I guess they better start getting everyone prepared for the next one then? Right?

Or they're just going to suffer through until winter and do it all again next year:

@zimzat
Perfectly illustrated! 🫤

@thomasfuchs

@thomasfuchs But you're forgetting what truly matters. Central Europe, UK, big parts of Canada and USA will became temperate clime paradises, grapes and oranges trees in every corner, soft winters without jackets. Russia melted permafrost will provide huge extensions of fertile soils. The rest of the world can be screwed. The major contributors for the problem will reap benefits in the end, getting rich during the process. They forget that all can get out of control and also affect them.
@rcosta @thomasfuchs At least until the AMOC slows or stops, won't quite be the Mediterranean climate they expect.
@nini @thomasfuchs Yes, some political leaders really think climate is a basic stuff. Higher global temperatures = better weather for their countries. The reality is much more complex. They forget the extreme rains, hurricanes and huge waves of refugees.
@thomasfuchs if they take measures they would recognoce that global warming is real. And thats unacepptable for them

@thomasfuchs The frog thing is a myth though ... the frog jumps out.

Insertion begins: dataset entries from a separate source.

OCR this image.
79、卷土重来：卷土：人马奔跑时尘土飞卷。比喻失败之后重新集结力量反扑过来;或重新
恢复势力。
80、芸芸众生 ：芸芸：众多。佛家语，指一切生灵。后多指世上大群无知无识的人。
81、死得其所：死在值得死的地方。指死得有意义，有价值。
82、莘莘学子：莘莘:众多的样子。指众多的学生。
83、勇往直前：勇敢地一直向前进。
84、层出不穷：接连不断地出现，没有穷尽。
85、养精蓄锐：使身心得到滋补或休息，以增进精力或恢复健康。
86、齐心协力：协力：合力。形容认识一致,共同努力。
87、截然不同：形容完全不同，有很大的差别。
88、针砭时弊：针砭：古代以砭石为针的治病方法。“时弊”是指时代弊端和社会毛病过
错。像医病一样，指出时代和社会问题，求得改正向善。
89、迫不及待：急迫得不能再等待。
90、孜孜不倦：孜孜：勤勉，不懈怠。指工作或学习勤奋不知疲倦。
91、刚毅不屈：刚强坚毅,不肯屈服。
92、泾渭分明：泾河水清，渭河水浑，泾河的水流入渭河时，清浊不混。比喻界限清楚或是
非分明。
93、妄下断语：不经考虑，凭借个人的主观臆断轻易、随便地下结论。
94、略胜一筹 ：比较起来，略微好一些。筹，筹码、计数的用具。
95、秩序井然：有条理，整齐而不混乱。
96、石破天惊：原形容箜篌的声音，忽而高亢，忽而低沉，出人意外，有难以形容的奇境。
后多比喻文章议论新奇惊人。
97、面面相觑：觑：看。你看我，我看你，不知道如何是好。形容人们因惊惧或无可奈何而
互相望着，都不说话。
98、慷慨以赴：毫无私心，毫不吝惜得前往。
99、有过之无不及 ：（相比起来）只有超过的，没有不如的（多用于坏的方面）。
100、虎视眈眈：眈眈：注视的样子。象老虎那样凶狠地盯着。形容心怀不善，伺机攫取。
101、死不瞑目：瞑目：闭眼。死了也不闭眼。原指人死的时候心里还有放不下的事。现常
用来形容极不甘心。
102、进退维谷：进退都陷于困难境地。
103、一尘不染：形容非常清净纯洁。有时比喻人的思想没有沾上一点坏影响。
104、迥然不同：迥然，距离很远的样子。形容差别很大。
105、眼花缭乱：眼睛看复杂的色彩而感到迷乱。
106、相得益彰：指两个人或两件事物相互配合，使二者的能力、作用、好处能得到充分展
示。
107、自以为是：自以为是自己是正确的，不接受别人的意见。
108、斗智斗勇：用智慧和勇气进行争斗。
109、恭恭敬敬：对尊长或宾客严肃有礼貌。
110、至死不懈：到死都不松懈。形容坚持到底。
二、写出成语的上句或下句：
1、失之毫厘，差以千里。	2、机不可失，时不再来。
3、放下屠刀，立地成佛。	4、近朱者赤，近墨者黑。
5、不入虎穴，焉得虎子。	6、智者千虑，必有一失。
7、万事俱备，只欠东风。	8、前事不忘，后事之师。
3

It's only humans who are stupid enough not to.

@jmcrookston @thomasfuchs i came here to say exactly these two things.
@jmcrookston @thomasfuchs The frog has someplace to jump out to though.

@thomasfuchs

Yeah, if the rooms got no AC, close it.
It's no 'catastrophe' though, just one week summer heat. Next week down to 20°C. Relax and enjoy.

@gekko3k @thomasfuchs 40 people drowned in France trying to cool down. Even wealthy people have no AC in their houses. "Relax and enjoy" is a tone deaf thing to say people going through a weather emergency. People are dying of heatstroke.

@ekuber I apologize for these awful replyguys under my posts.

Wishing Mastodon had better controls for this.

@thomasfuchs The film "Don't Look Up" is not satire. It can't be.